2. The Hymnographer, then, calls us to partake of “the bread,” but also reminds us of the conditions for this participation: fear and purity of soul. Participation in Holy Communion is not without conditions. To partake of the Immaculate Mysteries carelessly and casually, without proper repentance and awareness, creates the conditions for repeating the demonic state of Judas. Let us not forget that Judas also partook, but while his betrayal was already in progress, with the result that he became possessed and was destroyed. This is because the blessed bread acts within a person by activating whatever it finds in the soul: love of God or hatred. Like rain falling upon the earth, which produces either good crops or weeds. Thus, a person may receive Communion and, instead of becoming better, growing spiritually, actually become worse. Therefore, the conditions, according to the Hymnographer, are the fear of God and purity of soul. These two are directly connected, revealing the working of repentance. The fear of God, expressed in keeping His holy commandments, leads to the purification of the soul, and this means that a person is ready to partake of the Body and Blood of the Lord. The participation increases purity, and thus the person is deified by the divine energies of the Mystery and progresses “from glory to glory,” since there is never an end to this process of repentance and growth in God. In this state, the believer becomes a dwelling place of God and, “in another form,” a manifestation of Christ in the world.

3. “Remaining with the Master”: the Hymnographer expresses the above truth with this phrase.

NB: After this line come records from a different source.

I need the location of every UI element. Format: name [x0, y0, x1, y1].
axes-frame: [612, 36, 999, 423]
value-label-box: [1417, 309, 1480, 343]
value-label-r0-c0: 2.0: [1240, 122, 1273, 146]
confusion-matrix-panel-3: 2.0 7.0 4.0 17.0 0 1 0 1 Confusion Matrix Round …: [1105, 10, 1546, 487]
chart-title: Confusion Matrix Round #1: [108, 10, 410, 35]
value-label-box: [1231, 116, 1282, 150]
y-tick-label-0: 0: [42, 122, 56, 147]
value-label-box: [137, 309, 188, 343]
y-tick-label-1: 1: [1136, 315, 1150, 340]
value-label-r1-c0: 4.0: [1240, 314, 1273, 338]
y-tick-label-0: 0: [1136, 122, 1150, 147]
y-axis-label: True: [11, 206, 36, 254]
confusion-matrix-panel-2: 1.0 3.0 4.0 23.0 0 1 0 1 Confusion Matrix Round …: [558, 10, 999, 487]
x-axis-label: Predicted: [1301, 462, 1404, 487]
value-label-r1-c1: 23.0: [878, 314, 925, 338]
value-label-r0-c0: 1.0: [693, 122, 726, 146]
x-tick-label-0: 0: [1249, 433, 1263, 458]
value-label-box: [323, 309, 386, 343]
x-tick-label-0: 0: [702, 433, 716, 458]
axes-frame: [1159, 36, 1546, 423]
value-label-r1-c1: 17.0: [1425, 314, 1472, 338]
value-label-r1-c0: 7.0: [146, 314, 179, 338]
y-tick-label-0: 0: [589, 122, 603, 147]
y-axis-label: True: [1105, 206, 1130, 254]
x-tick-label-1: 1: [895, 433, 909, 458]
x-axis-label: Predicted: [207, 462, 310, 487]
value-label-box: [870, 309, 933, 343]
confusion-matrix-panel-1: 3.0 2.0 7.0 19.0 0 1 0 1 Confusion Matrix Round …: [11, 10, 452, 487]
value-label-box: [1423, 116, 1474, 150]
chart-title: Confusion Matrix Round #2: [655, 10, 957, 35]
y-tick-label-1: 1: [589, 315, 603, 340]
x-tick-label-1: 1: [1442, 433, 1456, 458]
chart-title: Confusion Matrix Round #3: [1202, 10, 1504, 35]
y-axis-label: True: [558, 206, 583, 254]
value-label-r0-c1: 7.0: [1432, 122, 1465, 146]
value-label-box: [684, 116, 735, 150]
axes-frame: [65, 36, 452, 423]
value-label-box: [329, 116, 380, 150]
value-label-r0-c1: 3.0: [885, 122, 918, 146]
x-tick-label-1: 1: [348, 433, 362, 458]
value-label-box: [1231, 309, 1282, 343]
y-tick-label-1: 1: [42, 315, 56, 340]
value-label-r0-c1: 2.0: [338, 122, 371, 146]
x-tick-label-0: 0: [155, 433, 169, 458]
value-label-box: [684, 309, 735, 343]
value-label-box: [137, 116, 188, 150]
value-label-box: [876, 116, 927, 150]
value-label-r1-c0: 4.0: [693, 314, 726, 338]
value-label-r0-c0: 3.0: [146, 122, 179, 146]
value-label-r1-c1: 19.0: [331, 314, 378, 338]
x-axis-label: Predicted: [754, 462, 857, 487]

What happened at the Secret Supper functions as a model, meaning that many follow the example of Judas: he received Communion while betraying Christ and then left to complete that betrayal. The Hymnographer therefore urges us to remain with Christ, and there to see Him washing the feet of the disciples and wiping them with a towel, so that we may do the same toward every fellow human being, submitting to one another and washing one another’s feet. In other words, proper participation in the Holy Eucharist leads to a genuine imitation of the life of Christ, that is, to humility and loving service to others. To put it as the great Russian novelist and profound analyst of the human soul, Fyodor Dostoevsky, expressed it in his final work The Brothers Karamazov:

“Before certain thoughts, a person stands confused, especially when faced with human sin, and wonders whether to fight it with force or with humble love. Always decide: ‘I will fight it with humble love.’ If you decide this once and for all, you can conquer the whole world. Loving humility is a tremendous power: it is the strongest of all things, and there is nothing else like it.”

Participation in the Holy Eucharist and hostility toward one’s neighbor, or injustice toward him and the crushing of his person in any way, cannot coexist. The Hymnographer is clear: to be a Christian means to see and follow Christ within a Eucharistic, that is, ecclesiastical context, always living His humble love. Anything different means a fall into the deceit of Judas.